妹はライバルが多かったから大変だった。私は最短距離を狙うことにする。
ライバルを蹴落とすのも結婚するのも簡単だった。
婚約期間をさほど置かずに結婚して一緒に住み始め、ラングトン伯爵家の使用人が親戚に情報を流していたので捕まえたが、それがエスペランサの乳母的存在の古参の使用人だったため彼女がさらに傷つく結果にはなった。エスペランサが父を亡くしたばかりだったということもある。

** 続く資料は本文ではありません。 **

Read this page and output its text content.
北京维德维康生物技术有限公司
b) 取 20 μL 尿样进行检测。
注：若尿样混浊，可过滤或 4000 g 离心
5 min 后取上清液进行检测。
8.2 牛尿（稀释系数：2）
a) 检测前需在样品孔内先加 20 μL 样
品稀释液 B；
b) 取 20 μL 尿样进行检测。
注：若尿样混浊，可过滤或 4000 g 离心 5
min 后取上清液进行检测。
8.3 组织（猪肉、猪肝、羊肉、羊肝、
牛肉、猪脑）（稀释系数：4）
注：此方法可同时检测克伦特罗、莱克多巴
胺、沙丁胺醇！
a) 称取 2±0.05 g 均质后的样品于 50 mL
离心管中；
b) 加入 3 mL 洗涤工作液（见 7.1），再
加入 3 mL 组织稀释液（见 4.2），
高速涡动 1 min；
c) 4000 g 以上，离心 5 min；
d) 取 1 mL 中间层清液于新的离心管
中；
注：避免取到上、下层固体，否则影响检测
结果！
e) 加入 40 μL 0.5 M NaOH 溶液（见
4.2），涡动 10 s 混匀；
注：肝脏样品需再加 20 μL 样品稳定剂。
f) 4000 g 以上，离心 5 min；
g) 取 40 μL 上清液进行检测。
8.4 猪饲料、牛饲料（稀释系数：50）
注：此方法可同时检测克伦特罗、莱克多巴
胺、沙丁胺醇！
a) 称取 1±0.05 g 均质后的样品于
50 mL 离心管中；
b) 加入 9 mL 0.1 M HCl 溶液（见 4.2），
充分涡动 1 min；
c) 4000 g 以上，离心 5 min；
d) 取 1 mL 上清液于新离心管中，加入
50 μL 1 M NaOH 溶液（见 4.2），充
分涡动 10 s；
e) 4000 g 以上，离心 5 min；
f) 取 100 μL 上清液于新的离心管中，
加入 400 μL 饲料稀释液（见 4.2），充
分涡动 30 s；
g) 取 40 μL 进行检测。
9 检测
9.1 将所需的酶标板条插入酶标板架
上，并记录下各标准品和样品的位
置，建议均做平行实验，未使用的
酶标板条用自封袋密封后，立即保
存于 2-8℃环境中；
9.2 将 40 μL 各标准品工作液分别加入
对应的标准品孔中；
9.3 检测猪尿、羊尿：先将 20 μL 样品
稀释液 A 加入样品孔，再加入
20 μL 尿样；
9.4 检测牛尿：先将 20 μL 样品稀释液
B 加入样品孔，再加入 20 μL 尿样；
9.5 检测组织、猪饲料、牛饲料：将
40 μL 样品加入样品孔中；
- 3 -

私にとっての義父は、エスペランサとの結婚を見届けて安心でもしたのかすぐに亡くなっていた。
傷ついてはいたが、それでも彼女はラングトン伯爵家のためだとまた立ち上がって執務をこなしていた。
結局、フレッチャー子爵家はラングトン伯爵の遺書を偽造しようとしたことで犯罪者にしておいた。印章を盗もうとしていたから同じことだ。腕は切り落とさなかった、労役ができないからだ。
ノヴァク・ラングトンは領地にて療養。
少しずつ良くはなっているものの、伯爵として立つのは無理だと本人が言ったため補佐として領地で緩やかに働いてもらっている。
ノヴァク・ラングトンは遅れに遅れた結婚の挨拶をした私を見て穏やかに笑った。
「エリーは、ちゃんと守ってくれる男を選んだんだね。本人が分かっていればいいけど」
私は穏やかに微笑むノヴァク・ラングトンに牙をむくことはないとこの瞬間に感じた。
しかし、結婚して親戚を排除しても爵位が盤石になっても私がエスペランサ・ラングトンの心を手に入れるのはかなり骨を折ることになる。
ブラッドフォード公爵夫人となった妹には「お兄様、いつもクールぶっているのに必死過ぎ。三年がタイムリミットだから?」なんてからかわれたほど必死だった。
家と家族のために命まで懸ける覚悟の彼女の心を手に入れるのは本当に大変だった。彼女からの愛のために私は命を懸けられるのに。
でも、私はずっと感覚で知っていた。彼女は私のものなのだと。
「奪われたくないなら、与えないといけませんよ」
三年が経つという日の前日に、私は彼女の手にキスをしながら勝負に出る羽目になった。彼女から「愛している」という言葉を結婚してから一度ももらっていない。
彼女の青い目には、最初に会った時とは違う感情が浮かんでいた。あの日の夜会の時は怯えと恐怖と覚悟。今は、一体何だろうか。
彼女の全てが欲しい。
だって、私の中の蛇は彼女にすべて捧げたのだから。